Weegee’s newsbeat was New York City. He received his nickname – an allusion to the Ouija board – because he arrived early so often at the scenes of news-making crimes or catastrophes (it was a radio constantly tuned to police calls, not a mystical connection, that got him there). His 1945 book, Naked City, from which the title for a movie and popular television series was later taken, made him a celebrity; in his book he recorded bleeding corpses, gawking onlookers, firemen with body bags, and other daily events in New York. Documenting violence was his specialty in the early part of his career, and he was fond of displaying a check from Time Inc. with the notation “Two Murders, $35” neatly typed on the stub. But Weegee also photographed more benign scenes – children playing in the spray of a fire hydrant, Frank Sinatra’s fans swooning, Hollywood and New York City celebrities, and similar subjects. His photographs have a spontaneity and often a wit that go far beyond ordinary news photography.

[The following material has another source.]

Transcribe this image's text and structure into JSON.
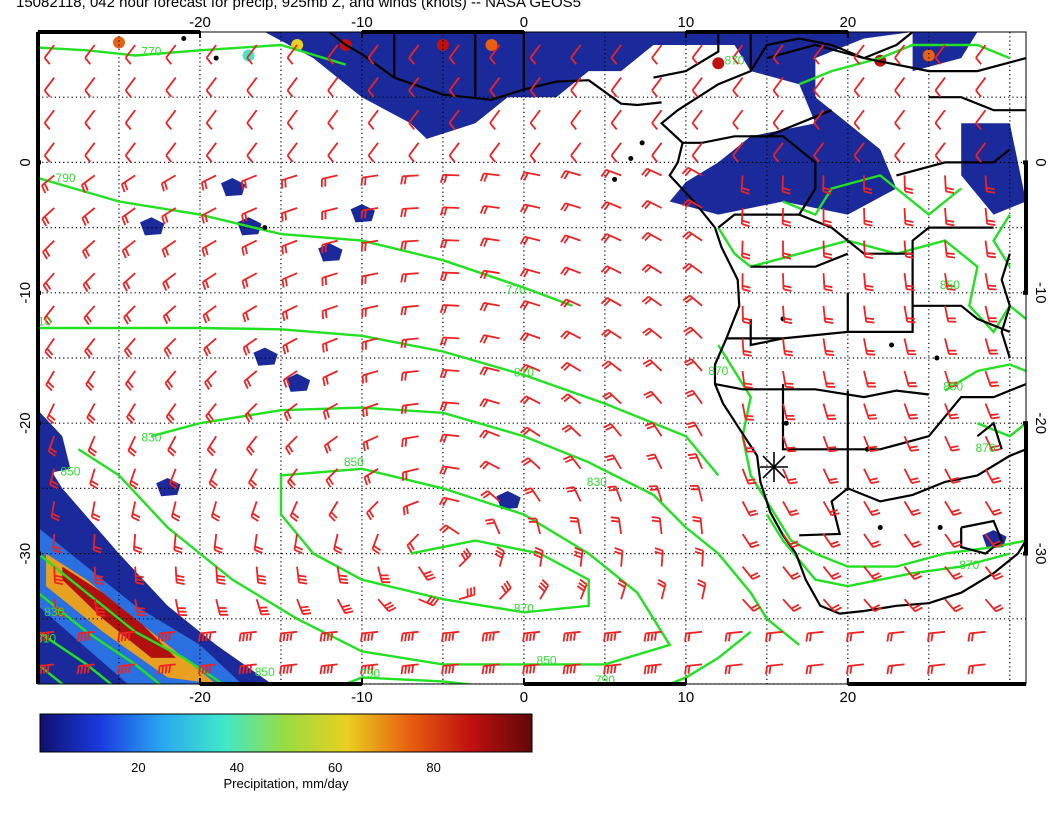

One of Weegee’s notable encounters (described in Naked City) was with the aging Alfred Stieglitz, almost a mythical figure in the world of art photography. “You Stieglitz? I’m Weegee,” went the introduction. “You may have read about me in magazines or seen my pictures in PM.” Then he photographed Stieglitz – with his flash shifted to the side instead of on-camera, making the lighting even harsher than usual.
Weegee once explained: “Here’s my formula – dealing as I do with human beings, and I find them wonderful: I leave them alone and let them be themselves – holding hands with love-light in their eyes – sleeping – or merely walking down the street. The trick is to be where the people are. One doesn’t need a scenario or shooting script, all one needs to do is to be on the spot, alert and human. One never knows what will happen…. I am often asked what kind of Candid Camera I use – there really is no such thing – it’s the photographer who must be candid” (Weegee’s People)”1
1From Lee D. Witkin, and Barbara London, "Selected Photographers: A Collector's Compendium," The Photograph Collector's Guide, Boston: New York Graphic Society, 1979, 266.